Years ago, Ilene’s preacher noticed the family standing in front of him at a New Orleans convenience store did not have enough money to pay for their few items. He tapped the man on the shoulder and said, “You don’t need to turn around, but please accept this money.” The man took the money without ever seeing the preacher.

Nine years later, the pastor was invited to speak at a church in New Orleans. After the service, a man walked up to the preacher and shared this story about how he had come to faith in Christ: “Several years ago, my wife and our child were destitute. We had lost everything, had no jobs, no money and were living in our car. We also lost all hope, and agreed to a suicide pact, including our child. However, we decided to first give our son some food, so we drove to a convenience store to buy him some food and milk.”

“While we were standing in line at the store, we realized that we did not have enough money to pay for these items, but a man behind us asked us to please take the money from his hand and not look at him. This man told us that ‘Jesus loves you.’”

“We left the store, drove to our designated suicide site, and wept for hours. We couldn’t go through with it, so we drove away. As we drove, we noticed a church with a sign out front which said, ‘Jesus love you.’ We went to that church the very next Sunday, and both my wife and I were saved that day.”

He then told the pastor, “When you began speaking this morning, I knew immediately that you were the man who gave us that money.” How did he know? The pastor was from South Africa and had a very distinct accent. He continued, “Your act of kindness was much more than a simple good deed. Three people are alive today because of it.”

A gentle challenge: Maintain your spiritual antennae, remembering that God can multiply the smallest gift many times over.
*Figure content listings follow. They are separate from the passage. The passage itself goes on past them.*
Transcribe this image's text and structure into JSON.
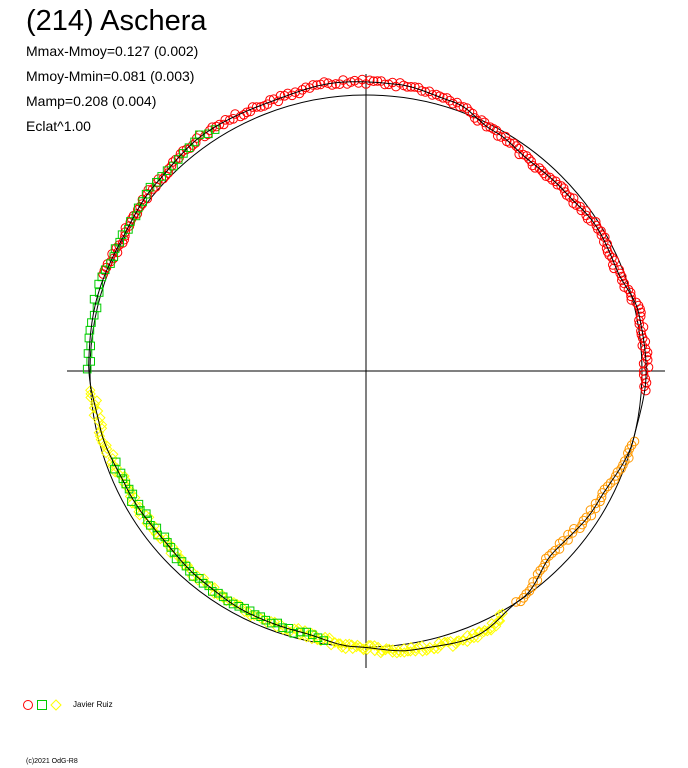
{
  "chart_data": {
    "type": "scatter",
    "title": "(214) Aschera",
    "stats": [
      "Mmax-Mmoy=0.127 (0.002)",
      "Mmoy-Mmin=0.081 (0.003)",
      "Mamp=0.208 (0.004)",
      "Eclat^1.00"
    ],
    "series": [
      {
        "marker": "circle",
        "color": "#ff0000"
      },
      {
        "marker": "square",
        "color": "#00cc00"
      },
      {
        "marker": "diamond",
        "color": "#ffff00"
      },
      {
        "marker": "circle",
        "color": "#ff9900"
      }
    ],
    "reference_circle": true,
    "legend_label": "Javier Ruiz",
    "credit": "(c)2021 OdG-R8"
  }
}
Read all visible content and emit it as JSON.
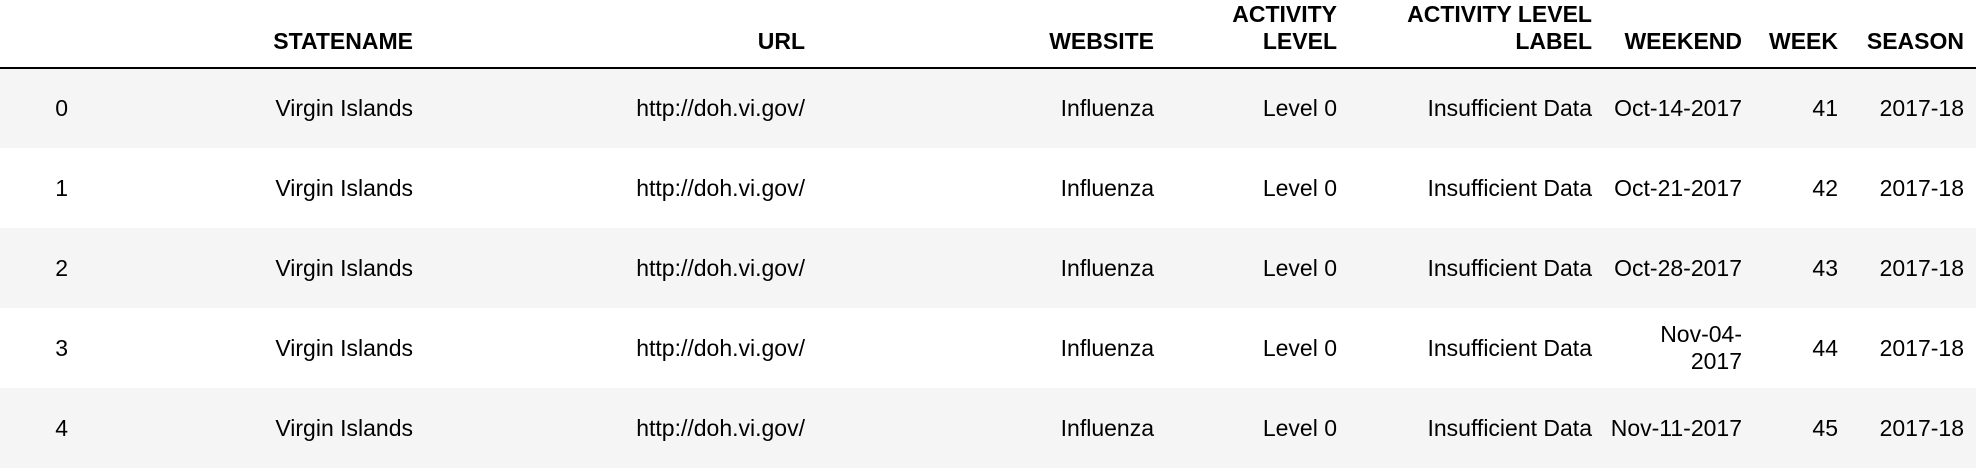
{
  "table": {
    "columns": [
      {
        "key": "index",
        "label": ""
      },
      {
        "key": "statename",
        "label": "STATENAME"
      },
      {
        "key": "url",
        "label": "URL"
      },
      {
        "key": "website",
        "label": "WEBSITE"
      },
      {
        "key": "activity_level",
        "label": "ACTIVITY LEVEL"
      },
      {
        "key": "activity_level_label",
        "label": "ACTIVITY LEVEL LABEL"
      },
      {
        "key": "weekend",
        "label": "WEEKEND"
      },
      {
        "key": "week",
        "label": "WEEK"
      },
      {
        "key": "season",
        "label": "SEASON"
      }
    ],
    "rows": [
      {
        "index": "0",
        "statename": "Virgin Islands",
        "url": "http://doh.vi.gov/",
        "website": "Influenza",
        "activity_level": "Level 0",
        "activity_level_label": "Insufficient Data",
        "weekend": "Oct-14-2017",
        "week": "41",
        "season": "2017-18"
      },
      {
        "index": "1",
        "statename": "Virgin Islands",
        "url": "http://doh.vi.gov/",
        "website": "Influenza",
        "activity_level": "Level 0",
        "activity_level_label": "Insufficient Data",
        "weekend": "Oct-21-2017",
        "week": "42",
        "season": "2017-18"
      },
      {
        "index": "2",
        "statename": "Virgin Islands",
        "url": "http://doh.vi.gov/",
        "website": "Influenza",
        "activity_level": "Level 0",
        "activity_level_label": "Insufficient Data",
        "weekend": "Oct-28-2017",
        "week": "43",
        "season": "2017-18"
      },
      {
        "index": "3",
        "statename": "Virgin Islands",
        "url": "http://doh.vi.gov/",
        "website": "Influenza",
        "activity_level": "Level 0",
        "activity_level_label": "Insufficient Data",
        "weekend": "Nov-04-2017",
        "week": "44",
        "season": "2017-18"
      },
      {
        "index": "4",
        "statename": "Virgin Islands",
        "url": "http://doh.vi.gov/",
        "website": "Influenza",
        "activity_level": "Level 0",
        "activity_level_label": "Insufficient Data",
        "weekend": "Nov-11-2017",
        "week": "45",
        "season": "2017-18"
      }
    ]
  }
}
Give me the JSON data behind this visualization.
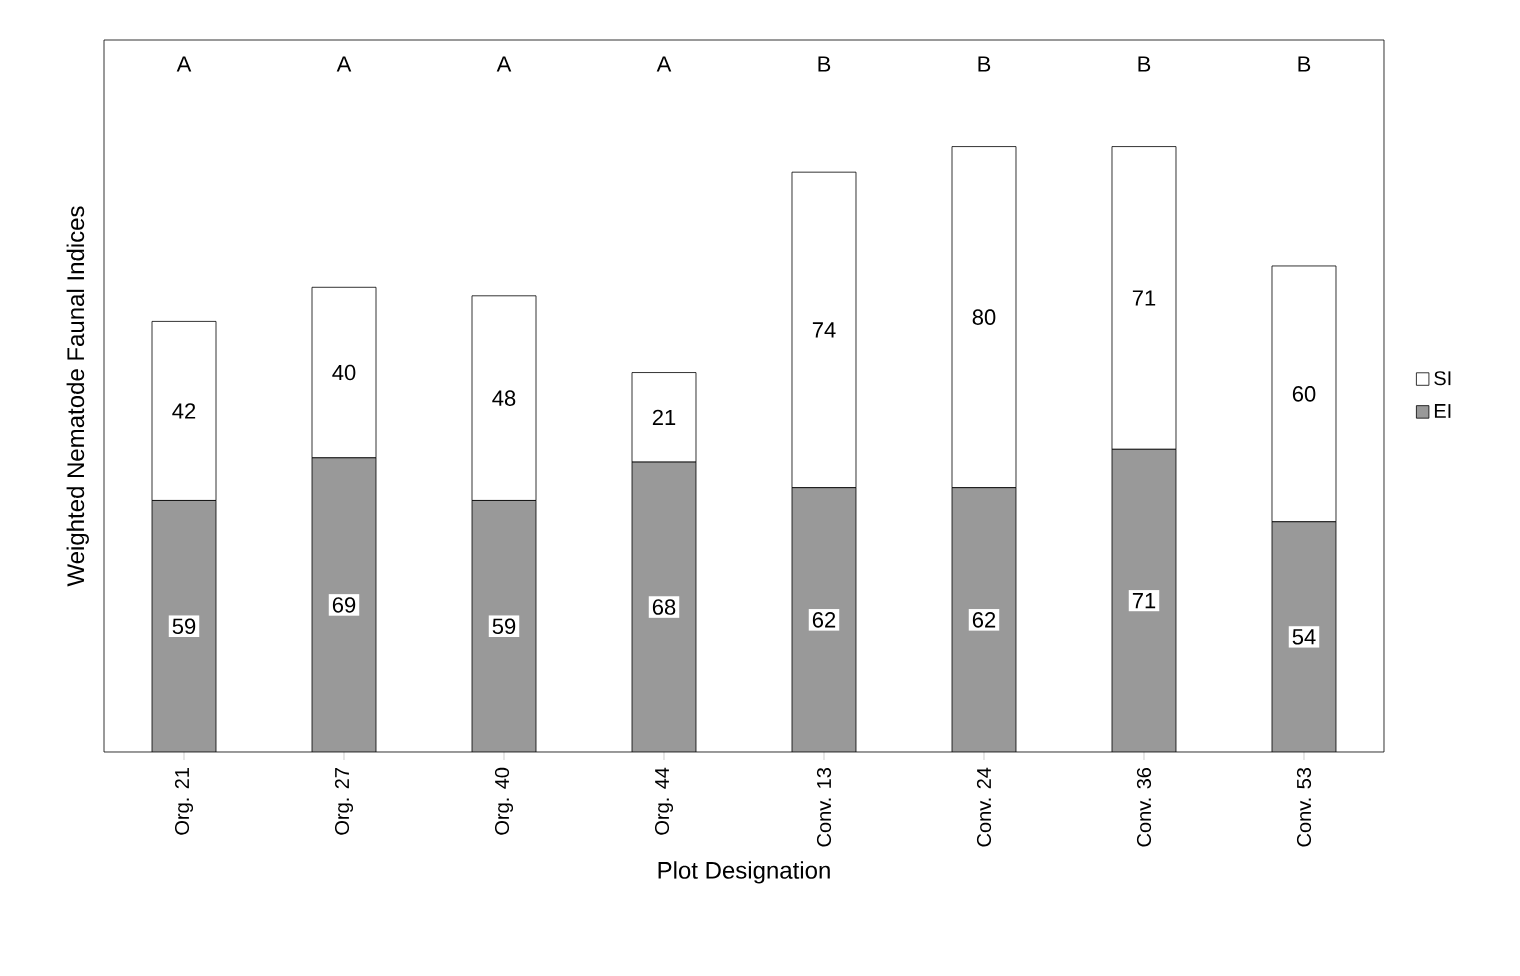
{
  "chart_data": {
    "type": "bar",
    "stacked": true,
    "xlabel": "Plot Designation",
    "ylabel": "Weighted Nematode Faunal Indices",
    "categories": [
      "Org. 21",
      "Org. 27",
      "Org. 40",
      "Org. 44",
      "Conv. 13",
      "Conv. 24",
      "Conv. 36",
      "Conv. 53"
    ],
    "series": [
      {
        "name": "EI",
        "color": "#999999",
        "values": [
          59,
          69,
          59,
          68,
          62,
          62,
          71,
          54
        ],
        "value_labels": [
          "59",
          "69",
          "59",
          "68",
          "62",
          "62",
          "71",
          "54"
        ]
      },
      {
        "name": "SI",
        "color": "#ffffff",
        "values": [
          42,
          40,
          48,
          21,
          74,
          80,
          71,
          60
        ],
        "value_labels": [
          "42",
          "40",
          "48",
          "21",
          "74",
          "80",
          "71",
          "60"
        ]
      }
    ],
    "ylim": [
      0,
      167
    ],
    "tick_labels": "x",
    "legend": "right",
    "grid": false,
    "annotations": [
      "A",
      "A",
      "A",
      "A",
      "B",
      "B",
      "B",
      "B"
    ]
  }
}
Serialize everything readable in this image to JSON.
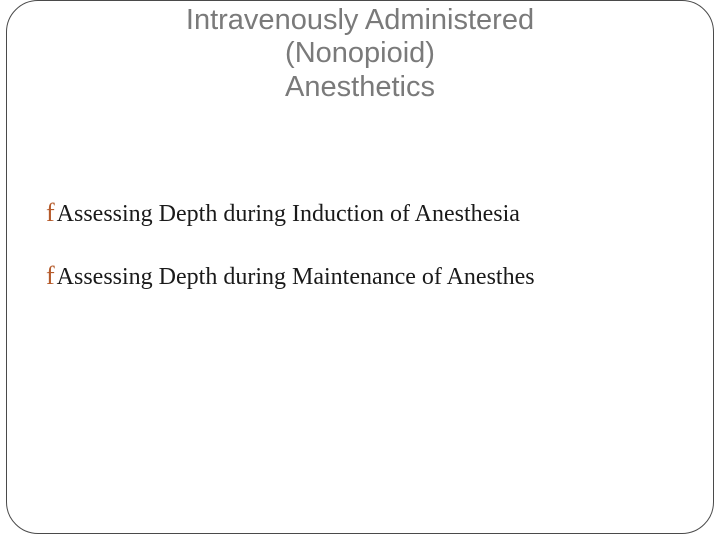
{
  "slide": {
    "title_line1": "Intravenously Administered",
    "title_line2": "(Nonopioid)",
    "title_line3": "Anesthetics",
    "bullets": [
      {
        "glyph": "f",
        "text": "Assessing Depth during Induction of Anesthesia"
      },
      {
        "glyph": "f",
        "text": "Assessing Depth during Maintenance of Anesthes"
      }
    ],
    "colors": {
      "title_color": "#7a7a7a",
      "bullet_glyph_color": "#b55a2a",
      "body_text_color": "#1a1a1a",
      "frame_border_color": "#4a4a4a",
      "background": "#ffffff"
    },
    "typography": {
      "title_fontsize": 29,
      "title_family": "Arial",
      "body_fontsize": 24,
      "body_family": "Georgia"
    },
    "frame": {
      "border_radius": 32,
      "border_width": 1
    }
  }
}
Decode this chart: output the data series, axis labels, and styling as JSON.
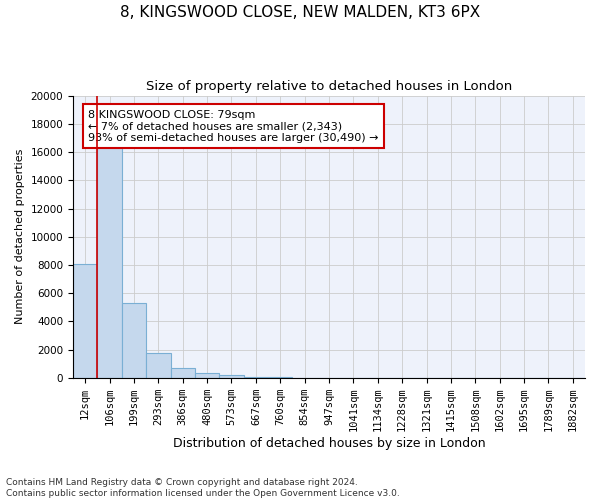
{
  "title": "8, KINGSWOOD CLOSE, NEW MALDEN, KT3 6PX",
  "subtitle": "Size of property relative to detached houses in London",
  "xlabel": "Distribution of detached houses by size in London",
  "ylabel": "Number of detached properties",
  "categories": [
    "12sqm",
    "106sqm",
    "199sqm",
    "293sqm",
    "386sqm",
    "480sqm",
    "573sqm",
    "667sqm",
    "760sqm",
    "854sqm",
    "947sqm",
    "1041sqm",
    "1134sqm",
    "1228sqm",
    "1321sqm",
    "1415sqm",
    "1508sqm",
    "1602sqm",
    "1695sqm",
    "1789sqm",
    "1882sqm"
  ],
  "values": [
    8100,
    16500,
    5300,
    1800,
    700,
    320,
    200,
    100,
    60,
    0,
    0,
    0,
    0,
    0,
    0,
    0,
    0,
    0,
    0,
    0,
    0
  ],
  "bar_color": "#c5d8ed",
  "bar_edge_color": "#7aafd4",
  "annotation_box_text": "8 KINGSWOOD CLOSE: 79sqm\n← 7% of detached houses are smaller (2,343)\n93% of semi-detached houses are larger (30,490) →",
  "annotation_box_color": "#ffffff",
  "annotation_box_edge_color": "#cc0000",
  "vline_color": "#cc0000",
  "vline_x": 0.5,
  "ylim": [
    0,
    20000
  ],
  "yticks": [
    0,
    2000,
    4000,
    6000,
    8000,
    10000,
    12000,
    14000,
    16000,
    18000,
    20000
  ],
  "footnote": "Contains HM Land Registry data © Crown copyright and database right 2024.\nContains public sector information licensed under the Open Government Licence v3.0.",
  "bg_color": "#eef2fb",
  "grid_color": "#cccccc",
  "title_fontsize": 11,
  "subtitle_fontsize": 9.5,
  "xlabel_fontsize": 9,
  "ylabel_fontsize": 8,
  "tick_fontsize": 7.5,
  "footnote_fontsize": 6.5
}
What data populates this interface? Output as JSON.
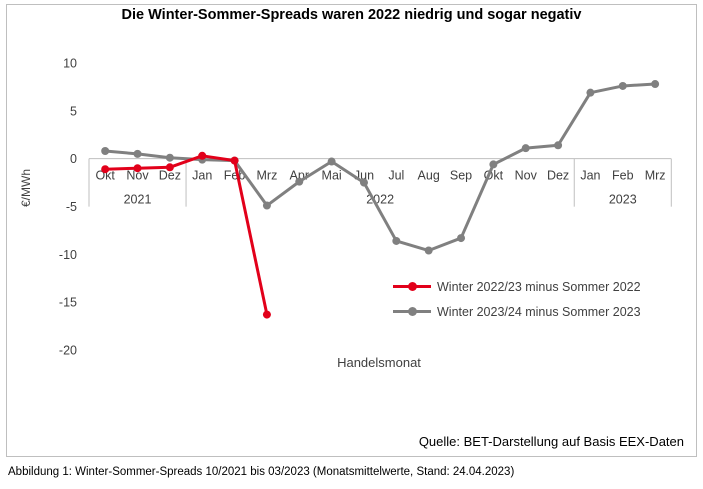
{
  "chart_data": {
    "type": "line",
    "title": "Die Winter-Sommer-Spreads waren 2022 niedrig und sogar negativ",
    "xlabel": "Handelsmonat",
    "ylabel": "€/MWh",
    "ylim": [
      -20,
      10
    ],
    "yticks": [
      10,
      5,
      0,
      -5,
      -10,
      -15,
      -20
    ],
    "categories": [
      "Okt",
      "Nov",
      "Dez",
      "Jan",
      "Feb",
      "Mrz",
      "Apr",
      "Mai",
      "Jun",
      "Jul",
      "Aug",
      "Sep",
      "Okt",
      "Nov",
      "Dez",
      "Jan",
      "Feb",
      "Mrz"
    ],
    "year_groups": [
      {
        "label": "2021",
        "start": 0,
        "end": 2
      },
      {
        "label": "2022",
        "start": 3,
        "end": 14
      },
      {
        "label": "2023",
        "start": 15,
        "end": 17
      }
    ],
    "series": [
      {
        "name": "Winter 2022/23 minus Sommer 2022",
        "color": "#e2001a",
        "values": [
          -1.1,
          -1.0,
          -0.9,
          0.3,
          -0.2,
          -16.3,
          null,
          null,
          null,
          null,
          null,
          null,
          null,
          null,
          null,
          null,
          null,
          null
        ]
      },
      {
        "name": "Winter 2023/24 minus Sommer 2023",
        "color": "#808080",
        "values": [
          0.8,
          0.5,
          0.1,
          -0.1,
          -0.2,
          -4.9,
          -2.4,
          -0.3,
          -2.5,
          -8.6,
          -9.6,
          -8.3,
          -0.6,
          1.1,
          1.4,
          6.9,
          7.6,
          7.8
        ]
      }
    ],
    "legend_position": "lower-right",
    "grid": false
  },
  "source": "Quelle: BET-Darstellung auf Basis EEX-Daten",
  "caption": "Abbildung 1: Winter-Sommer-Spreads 10/2021 bis 03/2023 (Monatsmittelwerte, Stand: 24.04.2023)"
}
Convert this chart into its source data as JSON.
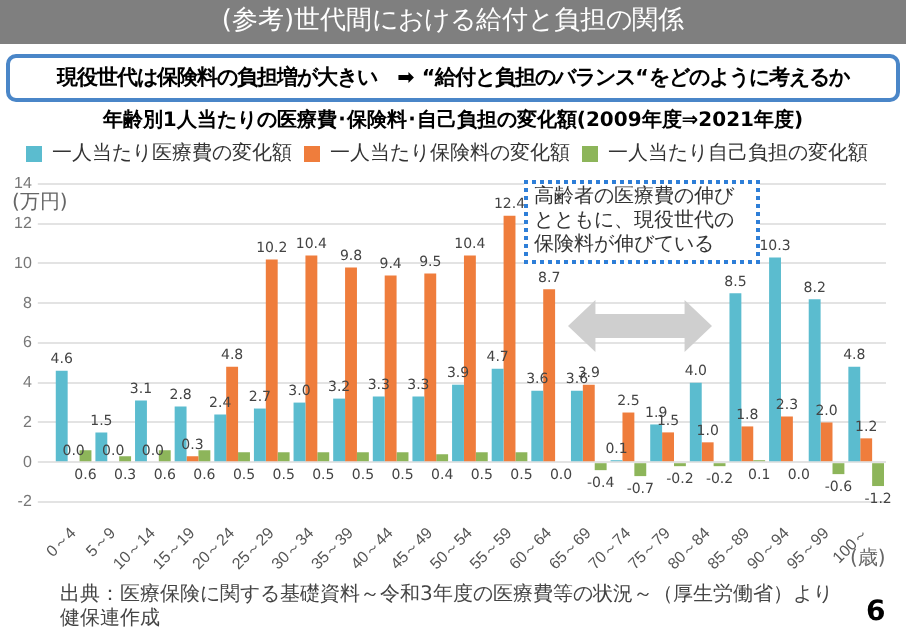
{
  "chart_data": {
    "type": "bar",
    "title": "年齢別1人当たりの医療費･保険料･自己負担の変化額(2009年度⇒2021年度)",
    "ylabel": "(万円)",
    "xlabel": "(歳)",
    "annotations": [
      "(参考)世代間における給付と負担の関係",
      "現役世代は保険料の負担増が大きい　➡ “給付と負担のバランス“をどのように考えるか",
      "高齢者の医療費の伸びとともに、現役世代の保険料が伸びている",
      "出典：医療保険に関する基礎資料～令和3年度の医療費等の状況～（厚生労働省）より健保連作成",
      "6"
    ],
    "categories": [
      "0～4",
      "5～9",
      "10～14",
      "15～19",
      "20～24",
      "25～29",
      "30～34",
      "35～39",
      "40～44",
      "45～49",
      "50～54",
      "55～59",
      "60～64",
      "65～69",
      "70～74",
      "75～79",
      "80～84",
      "85～89",
      "90～94",
      "95～99",
      "100～"
    ],
    "series": [
      {
        "name": "一人当たり医療費の変化額",
        "color": "#5bbccf",
        "values": [
          4.6,
          1.5,
          3.1,
          2.8,
          2.4,
          2.7,
          3.0,
          3.2,
          3.3,
          3.3,
          3.9,
          4.7,
          3.6,
          3.6,
          0.1,
          1.9,
          4.0,
          8.5,
          10.3,
          8.2,
          4.8
        ],
        "value_labels": [
          "4.6",
          "1.5",
          "3.1",
          "2.8",
          "2.4",
          "2.7",
          "3.0",
          "3.2",
          "3.3",
          "3.3",
          "3.9",
          "4.7",
          "3.6",
          "3.6",
          "0.1",
          "1.9",
          "4.0",
          "8.5",
          "10.3",
          "8.2",
          "4.8"
        ]
      },
      {
        "name": "一人当たり保険料の変化額",
        "color": "#ef7d3c",
        "values": [
          0.0,
          0.0,
          0.0,
          0.3,
          4.8,
          10.2,
          10.4,
          9.8,
          9.4,
          9.5,
          10.4,
          12.4,
          8.7,
          3.9,
          2.5,
          1.5,
          1.0,
          1.8,
          2.3,
          2.0,
          1.2
        ],
        "value_labels": [
          "0.0",
          "0.0",
          "0.0",
          "0.3",
          "4.8",
          "10.2",
          "10.4",
          "9.8",
          "9.4",
          "9.5",
          "10.4",
          "12.4",
          "8.7",
          "3.9",
          "2.5",
          "1.5",
          "1.0",
          "1.8",
          "2.3",
          "2.0",
          "1.2"
        ]
      },
      {
        "name": "一人当たり自己負担の変化額",
        "color": "#8db55a",
        "values": [
          0.6,
          0.3,
          0.6,
          0.6,
          0.5,
          0.5,
          0.5,
          0.5,
          0.5,
          0.4,
          0.5,
          0.5,
          0.0,
          -0.4,
          -0.7,
          -0.2,
          -0.2,
          0.1,
          0.0,
          -0.6,
          -1.2
        ],
        "value_labels": [
          "0.6",
          "0.3",
          "0.6",
          "0.6",
          "0.5",
          "0.5",
          "0.5",
          "0.5",
          "0.5",
          "0.4",
          "0.5",
          "0.5",
          "0.0",
          "-0.4",
          "-0.7",
          "-0.2",
          "-0.2",
          "0.1",
          "0.0",
          "-0.6",
          "-1.2"
        ]
      }
    ],
    "ylim": [
      -2,
      14
    ],
    "yticks": [
      -2,
      0,
      2,
      4,
      6,
      8,
      10,
      12,
      14
    ],
    "grid": "y",
    "legend": "top"
  }
}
5. The Father Who Gave His Most Precious Possession

There once was a father who loved his children, but they didn’t love him. One after another left their father’s house, vowing never to return. Finally, the father had a son who reciprocated that love. This son honored, respected, and obeyed his father. The father was thrilled, but he still mourned over his other children who had rejected him. He then came up with a plan – a risky plan: “I will give up my beloved son to make room in my house for my wayward children to return. Hopefully, they will realize my love for them and come back home.”

You may recognize this vignette as the story told in the book of John:

For God so loved the world that he gave his one and only Son, that whoever believes in him shall not perish but have eternal life. – John 3:16 NIV

No list of extraordinary giving stories could be complete without including this one. I hope you agree.

A gentle challenge: Commit your family to the Lord – no strings attached.

Jesus said, “It is more blessed to give than to receive.” My hope is that you experience this blessedness that Jesus promises.